As Tom Blumer states, how can one ever think of cutting into the 7.5% increase in spending. That 36% increase in structural spending since FY2007 has proven absolutely necessary. And, of course, all of us sane Americans expect a 22% increase in revenue year over year - yuk, yuk. We will all bump into the taxman's palm tree April 15, 2012. What a surprise. Can't do anything about it (except maybe increase TSP withholdings and start/increase our FSA or HSA accounts). Who can guess what will happen to Federal revenue when folks do the above and corporations fiddle with their balance sheets now that dividends will lose their tax efficiency. Who would ever have guessed that Federal revenue would tank rather than grow?

We should have a discussion somewhere on how to play this.

For me, this is fish in a barrel.

Play the wave; get out before 'The Black Swan Event President' kills all hope, then pop in when the Democratic Congressional survivors bail on him. It should all take place in about a month or two, eh...

Kinda wish I had positioned myself better in October though. Should have moved a bit to safety before playing the reactions coming this week. Oh, well...
 
Hey folks...

Watch out for the 'Lock Box' we call the 'G Fund'...

The Treasury can borrow from it - with a promise to pay it back:nuts:

They can treat it with the same respect they treat other Social Security Assets:mad:


This would 'normally' occur in February - but this Administration burns through more money faster than any previous group of kleptocrats!!!

Hope, Change...
 
The New Guys May Have It Easy

I had an earlier post demonstrating the gubmint bloat under President Obama.

Here are the actual (not projected) numbers:

picture.php


Me thinks the Tea Partiers forced even tax and spend libs to cut back on their bloat. Wow, they managed to cut a deep 1.8% off last years expenditures. Now, that sliced the safety net to the bone.

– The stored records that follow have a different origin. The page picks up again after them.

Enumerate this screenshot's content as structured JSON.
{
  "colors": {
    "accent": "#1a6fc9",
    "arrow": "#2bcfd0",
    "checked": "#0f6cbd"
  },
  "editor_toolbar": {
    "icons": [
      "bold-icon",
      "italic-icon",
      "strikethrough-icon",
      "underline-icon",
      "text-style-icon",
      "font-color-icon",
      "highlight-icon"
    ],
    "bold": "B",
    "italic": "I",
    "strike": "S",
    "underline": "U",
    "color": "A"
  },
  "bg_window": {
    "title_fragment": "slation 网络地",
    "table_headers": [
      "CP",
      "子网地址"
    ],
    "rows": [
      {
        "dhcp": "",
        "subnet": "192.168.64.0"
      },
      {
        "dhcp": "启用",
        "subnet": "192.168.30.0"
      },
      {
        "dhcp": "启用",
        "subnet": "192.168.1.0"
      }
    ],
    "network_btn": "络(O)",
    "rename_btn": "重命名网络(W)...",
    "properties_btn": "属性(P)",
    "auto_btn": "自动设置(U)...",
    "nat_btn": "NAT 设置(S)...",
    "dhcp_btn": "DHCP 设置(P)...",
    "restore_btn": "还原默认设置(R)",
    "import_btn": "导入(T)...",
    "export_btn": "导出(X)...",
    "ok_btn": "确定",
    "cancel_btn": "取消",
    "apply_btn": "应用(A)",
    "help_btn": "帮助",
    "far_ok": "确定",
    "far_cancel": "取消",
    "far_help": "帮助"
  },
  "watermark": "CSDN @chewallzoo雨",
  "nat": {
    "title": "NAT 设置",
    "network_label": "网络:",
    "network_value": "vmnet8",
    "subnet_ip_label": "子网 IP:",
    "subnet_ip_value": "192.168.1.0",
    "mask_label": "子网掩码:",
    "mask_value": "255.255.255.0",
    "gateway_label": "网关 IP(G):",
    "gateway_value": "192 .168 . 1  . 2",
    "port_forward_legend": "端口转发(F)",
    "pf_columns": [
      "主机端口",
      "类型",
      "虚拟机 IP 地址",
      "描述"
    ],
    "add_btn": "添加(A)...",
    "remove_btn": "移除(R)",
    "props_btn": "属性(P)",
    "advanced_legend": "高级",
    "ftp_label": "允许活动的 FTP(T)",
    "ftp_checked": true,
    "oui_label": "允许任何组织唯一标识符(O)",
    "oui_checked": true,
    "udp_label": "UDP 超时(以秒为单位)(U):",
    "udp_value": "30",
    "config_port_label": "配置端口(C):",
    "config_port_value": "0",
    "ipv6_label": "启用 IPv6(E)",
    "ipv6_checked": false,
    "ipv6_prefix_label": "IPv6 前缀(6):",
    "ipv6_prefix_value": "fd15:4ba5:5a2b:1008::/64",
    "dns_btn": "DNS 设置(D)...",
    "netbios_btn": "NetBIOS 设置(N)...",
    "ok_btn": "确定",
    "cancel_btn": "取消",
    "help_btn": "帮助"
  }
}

Of course spending has increased 21% over inflation since the end of FY2007 - including that amazing FY2010 cut. Profiles in courage.

Now for the fun part. I just watched the Libs on MSNBC beclown themselves berating some former Bush Drone about where he would cut the budget. For some reason they seem to think there is only about $450 Billion in the budget that can be touched. Nope...

A read on the Monthly Treasury Statement for FY2010 kinda demonstrates that non-recessionary and non-census spending grew by over 10% (inflation adjusted) since FY2007.

Therefore, Congressman Paul Ryan can take the axe to about $350 Billion. And, that axe need not actually swing for a chunk of it. If they wipe out the rest of the stimulus spending and don't bail out the failed states of California and Illinois than we are talking chump change.

Then, when Congress forces this Administration to keep tax rates right where they are at we will increase revenue and reduce unemployment.

Fish in a barrel.
 
Now, That's the Ticket...

Re(1): 'GOP to Use Debt Cap to Push Spending Cuts', WSJ, Damian Paletta

What a surprise.

Sometime in May the Gubmint credit limit will be reached - my guess is that it will be a bit earlier. There is a block of 70+ CongressCritters that need a bit of pork in their districts to bolster their resumes.:p There are Happy Times after Bad Times. I'm certain those folks will make the best of a bad situation over the next couple of months!!!

Anyway, when the kiddies in Indian costumes start dumping Debt Tea overboard (they picked it because it tastes like cr@p - they don't want to dump the yummy stuff) the captain of the ship will start looking for creative solutions to resolve this unexpected problem. Like a corpulant - but bankrupt - fat cat Wall Street banker, the gubmint will 'invent ways to temporarily borrow money to cover funding needs'. They will build on the recent past. They will be very creative. Now, where to look...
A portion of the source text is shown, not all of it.